There was no reason why I couldn’t secure the signatures to be formally nominated and seconded, and the Parish Secretary had kindly offered to check my forms and hand deliver them to the Returning Officer. Having compressed the timescales down to the wire, the next 2 hours were quite a frenzy. Nip across to a neighbour (and sitting Councillor seeking re-election) to secure a formal nomination – check. Jump in the car, and shoot up the hill to the Parish Secretary’s house to get the nomination seconded, and the forms quality assured – check.
That took all of 15 minutes in reality, but the remainder of the 2 hours was taken up by a very wide ranging discussion with the Secretary and her husband about the Parish, beef farming, the nuclear deterrent, and Brexit. A prime objective of getting involved in all this was to meet and spend time with our neighbours, and the application process alone had certainly delivered on that front. With the forms submitted, the matter was now out of my hands. Nothing (except an unchecked box or undated signature) was going to stop my formal nomination and entry into the election process.
It was all quite exciting. Close friends and family were informed, and a mocking WhatsApp exchange was had with my brother and sister in-law. Living overseas, this is the most common form of communication with my sibling and his better half, and my nomination clearly provided a fruitful subject matter. The exchange played out over several days and centred around suggestions for overly elaborate policies and direct challenges on my personal integrity; specifically that I would abuse my new powers (whatever they turned out to be). A visit is planned for a few weeks time, and I’m sure the long weekend will be dominated by further intense campaign planning suggestions.
“The best argument against democracy is a five-minute conversation with the average voter.”Winston S. Churchill
But what of the Campaign? I can vaguely recall completing a Parish Council ballot paper as a bit of a sideshow when voting in a General Election several years ago. A ridiculously long sheet of paper, lots of names, and I could pick up to nine of them. With no real consideration I just went with those whose address I vaguely recognised and gave it no further thought; after all, I had an MP to elect and my blunt pencil was on its last legs.

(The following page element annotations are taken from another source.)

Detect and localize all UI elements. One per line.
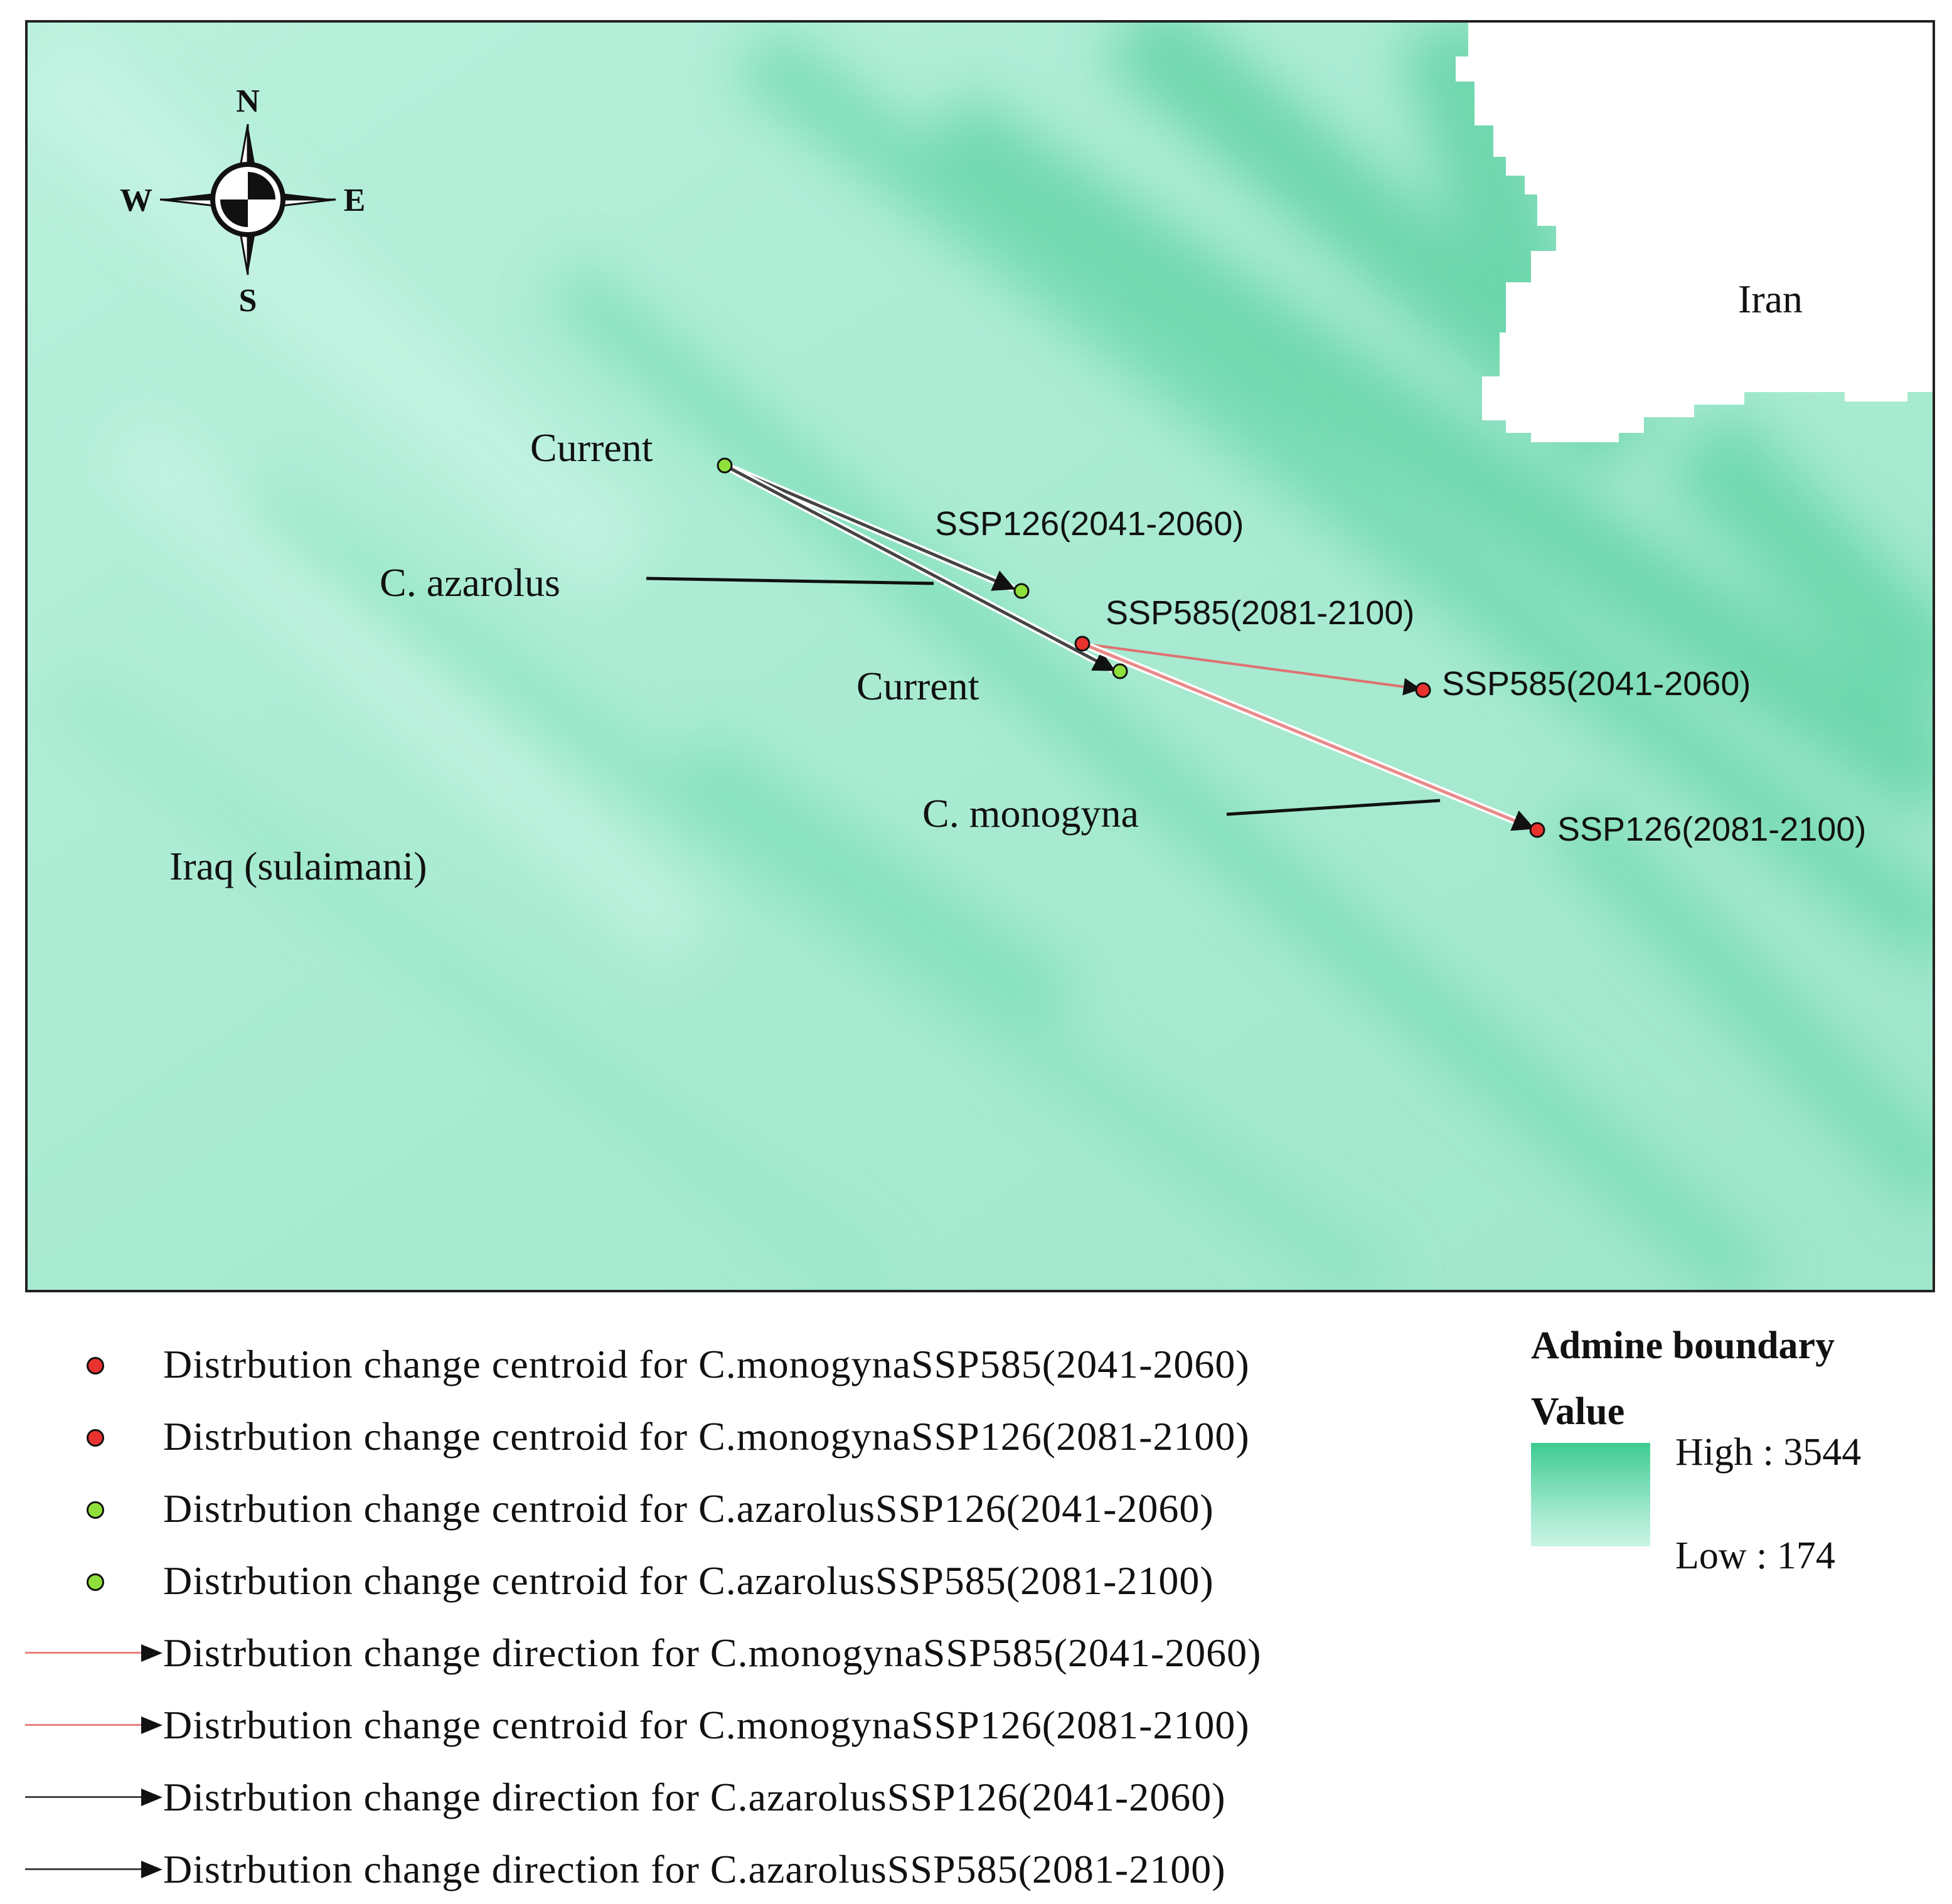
azarolus-ssp126-2041-point: [1013, 583, 1030, 599]
red-dot-icon: [19, 1418, 163, 1455]
azarolus-ssp126-2041-label: SSP126(2041-2060): [935, 505, 1244, 543]
legend-item: Distrbution change centroid for C.monogy…: [19, 1402, 1250, 1471]
azarolus-direction-lines: [723, 462, 1116, 674]
green-dot-icon: [19, 1562, 163, 1600]
monogyna-current-point: [1074, 636, 1091, 652]
map: N S W E Iran Iraq (sulaimani) Current SS…: [25, 20, 1935, 1292]
iran-area: [1456, 21, 1934, 442]
boundary-legend-subtitle: Value: [1531, 1390, 1625, 1433]
legend-item-label: Distrbution change direction for C.azaro…: [163, 1775, 1226, 1819]
legend-item-label: Distrbution change centroid for C.monogy…: [163, 1414, 1250, 1459]
low-value-label: Low : 174: [1675, 1534, 1835, 1577]
monogyna-ssp585-2041-point: [1415, 682, 1431, 698]
compass-n: N: [236, 83, 260, 119]
iran-label: Iran: [1738, 277, 1803, 321]
legend-item: Distrbution change direction for C.monog…: [19, 1619, 1261, 1688]
legend-item-label: Distrbution change centroid for C.monogy…: [163, 1342, 1250, 1386]
boundary-legend: Admine boundary Value High : 3544 Low : …: [1525, 1317, 1939, 1593]
legend-item-label: Distrbution change centroid for C.monogy…: [163, 1703, 1250, 1747]
azarolus-pointer: [646, 577, 934, 585]
monogyna-ssp585-2041-direction: [1082, 642, 1421, 696]
map-frame: [25, 20, 1935, 1292]
black-arrow-icon: [19, 1851, 163, 1888]
red-arrow-icon: [19, 1706, 163, 1744]
color-ramp: [1531, 1443, 1650, 1546]
legend-item: Distrbution change direction for C.azaro…: [19, 1763, 1226, 1832]
monogyna-pointer: [1226, 799, 1441, 816]
high-value-label: High : 3544: [1675, 1431, 1862, 1474]
legend-item: Distrbution change centroid for C.monogy…: [19, 1691, 1250, 1760]
monogyna-current-label: Current: [856, 664, 979, 708]
red-dot-icon: [19, 1346, 163, 1383]
compass-w: W: [120, 183, 152, 218]
legend-item: Distrbution change centroid for C.azarol…: [19, 1474, 1214, 1543]
legend-item: Distrbution change centroid for C.azarol…: [19, 1546, 1214, 1615]
legend-item-label: Distrbution change direction for C.monog…: [163, 1630, 1262, 1675]
azarolus-species-label: C. azarolus: [380, 560, 560, 605]
compass-e: E: [344, 183, 366, 218]
monogyna-species-label: C. monogyna: [922, 791, 1139, 836]
north-arrow-icon: N S W E: [120, 83, 365, 319]
monogyna-ssp585-2041-label: SSP585(2041-2060): [1442, 665, 1751, 703]
legend-item: Distrbution change direction for C.azaro…: [19, 1835, 1226, 1904]
legend-item-label: Distrbution change direction for C.azaro…: [163, 1847, 1226, 1891]
monogyna-ssp585-2081-label: SSP585(2081-2100): [1106, 594, 1414, 632]
monogyna-direction-lines: [1080, 640, 1535, 832]
compass-s: S: [239, 283, 257, 319]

Years later, here I was soon to become one of those names. How was I to avoid being just another box to be crossed (or not) amongst the masses? Having taken the plunge, could I cope with failing to be elected? Do I need to get myself out there and knocking on doors? Could I rework one of the dog’s agility rosettes as the basis of my Campaign branding?
So much to consider. Time to think this through over a couple of beers.
STOP PRESS: As I post this blog update, I have just been informed that the nominations received is equal to, or less than, the number of available seats. The election will be uncontested. I’m in!